For those 18 months, I thought of Uganda every day for 547 days.  Every morning I thought of Uganda and every night I wished for it as I fell asleep.  I asked, pleaded and eventually begged God through tears to bring me back to Uganda.  And finally, He did.

But, upon my third time to return to the "Pearl of Africa", something happened.  I got to know my children.  I started to hear their stories.  I comforted them after their bad dreams.  I got doctor's reports about their conditions.  I learned where their scars came from, both visible and invisible.  And sitting here now home from Uganda for two months, I am angry with Uganda.

I am angry at this place that robbed my children of their childhood.
I am angry that my children spent most of their lives hungry.
I am angry that they lived in fear.
I am angry that they have witnessed more death than I will probably ever see in my whole life.
I am angry that they know how to wrap and bury a corpse,
that their hands are calloused from hard labor,
that their prayers are full of petitions for the friends who have nothing,
that they want to sleep with lights on because too many bad things have happened at night.
I am angry at this place.

This place can never give them back what has been taken.  My princess will never forget the agony of lying in pain with no doctor to help her for months; my son will never forget crying alone in his bed at the orphanage when he just a toddler; my teen will never forget being so hopeless and hungry that she wanted to drink rat poison and end it the age of nine.

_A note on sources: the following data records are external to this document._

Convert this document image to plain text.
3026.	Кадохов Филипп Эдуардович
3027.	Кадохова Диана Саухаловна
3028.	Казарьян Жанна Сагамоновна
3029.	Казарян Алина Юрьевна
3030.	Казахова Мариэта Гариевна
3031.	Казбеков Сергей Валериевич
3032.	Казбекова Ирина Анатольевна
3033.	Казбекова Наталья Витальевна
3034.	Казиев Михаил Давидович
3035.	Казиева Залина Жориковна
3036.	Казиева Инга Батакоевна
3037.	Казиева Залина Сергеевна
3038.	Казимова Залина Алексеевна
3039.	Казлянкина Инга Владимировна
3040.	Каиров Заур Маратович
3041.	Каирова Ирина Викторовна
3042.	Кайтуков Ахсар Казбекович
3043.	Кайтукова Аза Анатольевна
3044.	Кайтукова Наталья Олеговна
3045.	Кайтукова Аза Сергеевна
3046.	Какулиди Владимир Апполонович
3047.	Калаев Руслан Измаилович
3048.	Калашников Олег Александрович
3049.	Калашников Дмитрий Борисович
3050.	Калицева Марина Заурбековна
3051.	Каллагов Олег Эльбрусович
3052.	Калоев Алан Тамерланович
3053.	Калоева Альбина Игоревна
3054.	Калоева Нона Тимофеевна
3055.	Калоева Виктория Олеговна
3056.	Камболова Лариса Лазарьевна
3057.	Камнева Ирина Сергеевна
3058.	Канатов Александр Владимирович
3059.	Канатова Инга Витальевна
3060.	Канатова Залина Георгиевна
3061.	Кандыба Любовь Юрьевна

The children keep asking me if we will visit this place, this place I loved like my own.  And every time they ask me, I have to turn my face from them.  How can a place so beautiful be the source of so much pain?  I know I will return with my children one day and we will rejoice at this homecoming.  We will eat the food, we will smell the earth, we will dance with the people.  But first, I have to get over what this place has done to my precious ones.  I am mad at Uganda right now.